I think everyone can agree that graduation is a right of passage and even though it was only preschool, graduating to kindergarten is a huge milestone for Phoenix. Because of his speech delay, we weren't sure if he'd be ready for it; he's progressing, don't get me wrong, just slowly. Even though I can understand most of what he says, I can't still struggle sometimes and I can't play translator for him anymore. He has to learn to fend for himself and he's getting there. Honestly, a lot of his WORDS are intelligible; it's when he has to build sentences and paragraphs that everything breaks down.

He's learning the difference between "no" and "don't", "me" and "I" or "mine". The alphabet trips him up and some letters just don't come out right; "h" is impossible. He just completely ignores it, when you put in a word, like the letter isn't there; 'Hulk' comes out "Ulk", "Happy" turns into "Appy", "House" becomes "Ouse". He knows the 'h' sound and when prompted to make it on its own, he'll do it but when you put it at the front of a word, it just disappears... He's easily frustrated by our incomprehension and his own inability to communicate, which inevitably leads to tears, temper tantrums and more frustration.

But steadily, he's grasping it; slowly mastering a sound or a word. You can almost see the little gears turning; his little tongue fumbles around and you realize how hard it is for him to get each word out and how hard he's trying for just that smallest bit of communication. I can understand almost all of what he says but I know if it's this hard for me, he has to be under some extreme stress & anxiety. We have regular conversations every day and I try to ask him new questions along with all the usual "How were your day"s; I'm surprised by his answers sometimes and even more surprised by the random sentences he recites perfectly like, "Do me a solid, Mom and get me some water." NO. SHIT. Those words came out of my kid's mouth, in that order, in PERFECT CLARITY and all I could do was hug him and laugh. 'Moms don't "do" solids', I said, as I tried not to bawl my effing eyes out.

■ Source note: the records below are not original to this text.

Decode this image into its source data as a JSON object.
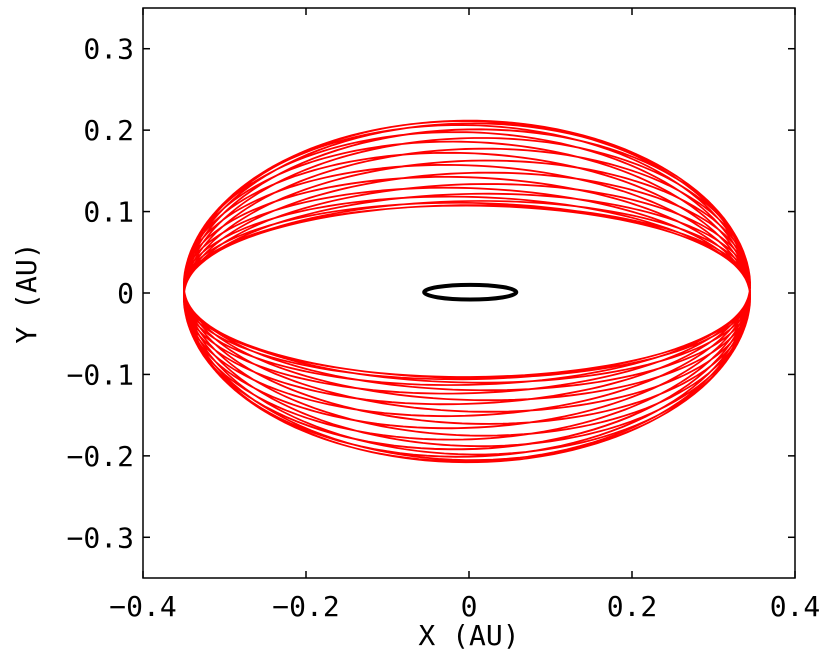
{
  "chart_data": {
    "type": "line",
    "title": "",
    "xlabel": "X (AU)",
    "ylabel": "Y (AU)",
    "xlim": [
      -0.4,
      0.4
    ],
    "ylim": [
      -0.35,
      0.35
    ],
    "grid": false,
    "legend": "none",
    "x_ticks": [
      "−0.4",
      "−0.2",
      "0",
      "0.2",
      "0.4"
    ],
    "y_ticks": [
      "−0.3",
      "−0.2",
      "−0.1",
      "0",
      "0.1",
      "0.2",
      "0.3"
    ],
    "x_tick_values": [
      -0.4,
      -0.2,
      0,
      0.2,
      0.4
    ],
    "y_tick_values": [
      -0.3,
      -0.2,
      -0.1,
      0,
      0.1,
      0.2,
      0.3
    ],
    "series": [
      {
        "color": "#ff0000",
        "description_shape": "precessing elliptical orbit forming a barrel-shaped envelope",
        "x_extent": [
          -0.35,
          0.345
        ],
        "y_extent": [
          -0.21,
          0.21
        ],
        "inner_y_extent": [
          -0.1,
          0.105
        ]
      },
      {
        "color": "#000000",
        "description_shape": "small closed ellipse at center",
        "center": [
          0.0,
          0.0
        ],
        "x_extent": [
          -0.055,
          0.058
        ],
        "y_extent": [
          -0.008,
          0.01
        ]
      }
    ]
  }
}
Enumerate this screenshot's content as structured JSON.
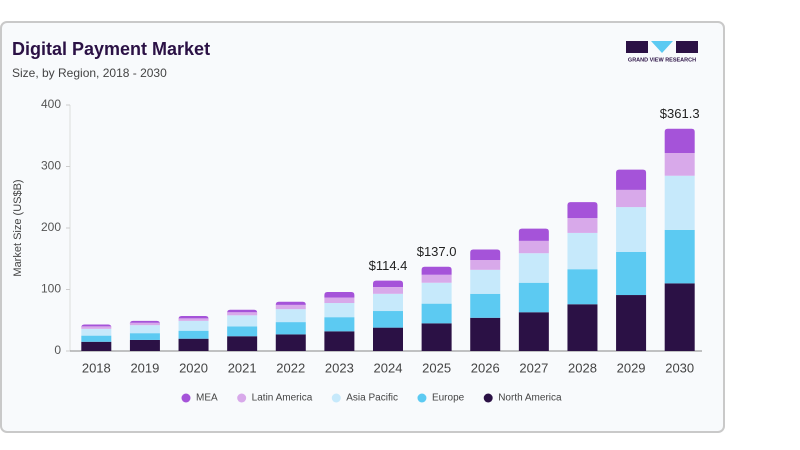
{
  "chart_data": {
    "type": "stacked-bar",
    "title": "Digital Payment Market",
    "subtitle": "Size, by Region, 2018 - 2030",
    "brand": "GRAND VIEW RESEARCH",
    "y_label": "Market Size (US$B)",
    "categories": [
      "2018",
      "2019",
      "2020",
      "2021",
      "2022",
      "2023",
      "2024",
      "2025",
      "2026",
      "2027",
      "2028",
      "2029",
      "2030"
    ],
    "series": [
      {
        "name": "North America",
        "color": "#2b1145",
        "values": [
          15,
          18,
          20,
          24,
          27,
          32,
          38,
          45,
          54,
          63,
          76,
          91,
          110
        ]
      },
      {
        "name": "Europe",
        "color": "#5ccaf2",
        "values": [
          10,
          11,
          13,
          16,
          20,
          23,
          27,
          32,
          39,
          48,
          57,
          70,
          87
        ]
      },
      {
        "name": "Asia Pacific",
        "color": "#c6e9fb",
        "values": [
          11,
          13,
          16,
          18,
          21,
          23,
          28,
          34,
          39,
          48,
          59,
          73,
          88
        ]
      },
      {
        "name": "Latin America",
        "color": "#d8a9ea",
        "values": [
          4,
          4,
          4,
          5,
          7,
          9,
          11,
          13,
          16,
          20,
          24,
          28,
          37
        ]
      },
      {
        "name": "MEA",
        "color": "#a553d9",
        "values": [
          3,
          3,
          4,
          4,
          5,
          9,
          10.4,
          13,
          17,
          20,
          26,
          33,
          39.3
        ]
      }
    ],
    "totals": {
      "values": [
        null,
        null,
        null,
        null,
        null,
        null,
        114.4,
        137.0,
        null,
        null,
        null,
        null,
        361.3
      ],
      "value_labels": [
        null,
        null,
        null,
        null,
        null,
        null,
        "$114.4",
        "$137.0",
        null,
        null,
        null,
        null,
        "$361.3"
      ]
    },
    "ylim": [
      0,
      400
    ],
    "yticks": [
      0,
      100,
      200,
      300,
      400
    ],
    "grid": false,
    "legend": "bottom"
  }
}
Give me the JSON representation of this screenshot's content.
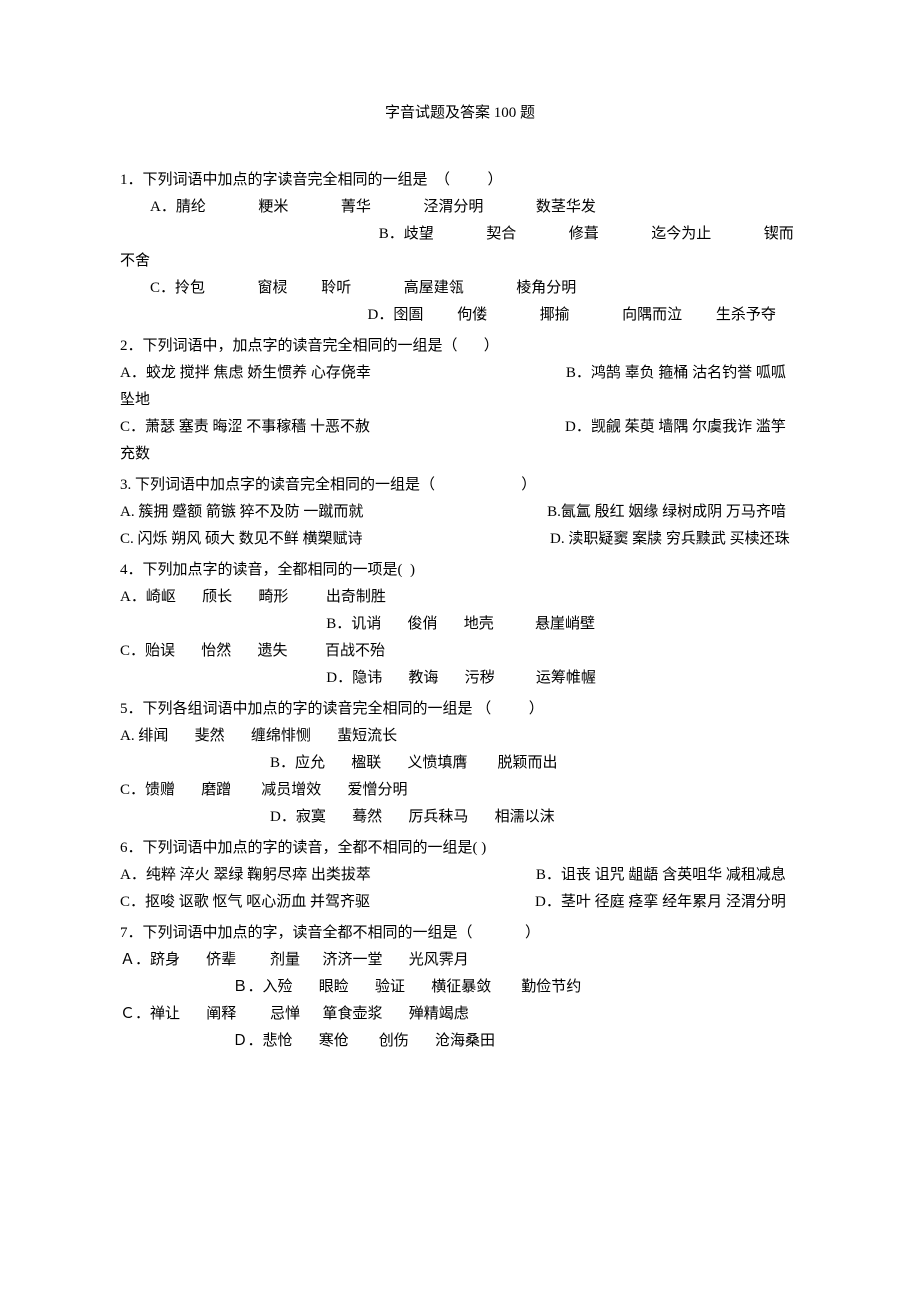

He had a really good phone call with Jay when he was out in Utah; it's harder for Jay because he's out of the house so much and I tend to play translator at home more than anywhere else. Shame on me, I know...Hearing them have a real conversation over the phone was so awesome; Jay would ask him about his day and he would answer. Jay repeated what he heard and Phoenix would say, "Yeah, Dad."

We're still not sure if kindergarten will mean a speech class or a "normal" class but it doesn't matter; knowing his teachers (all SIX of them!) think he will be ready for kindergarten at all is good enough for me. It helps change my perspective; I look more at what he's accomplished and less at how far he still has to go. I realize how important it is for me not to feel rushed because if I'm frustrated, he'll pick up on it and stress out even more. As long as we can keep it light and happy and fun -- much easier said than done, with a five year old -- I think things should breeze along.

Phoenix & Paxton, enjoying a much-deserved post-graduation ice cream cone
<3

So congratulations, Phoenix! You're an amazing kid and I am so incredibly proud of you.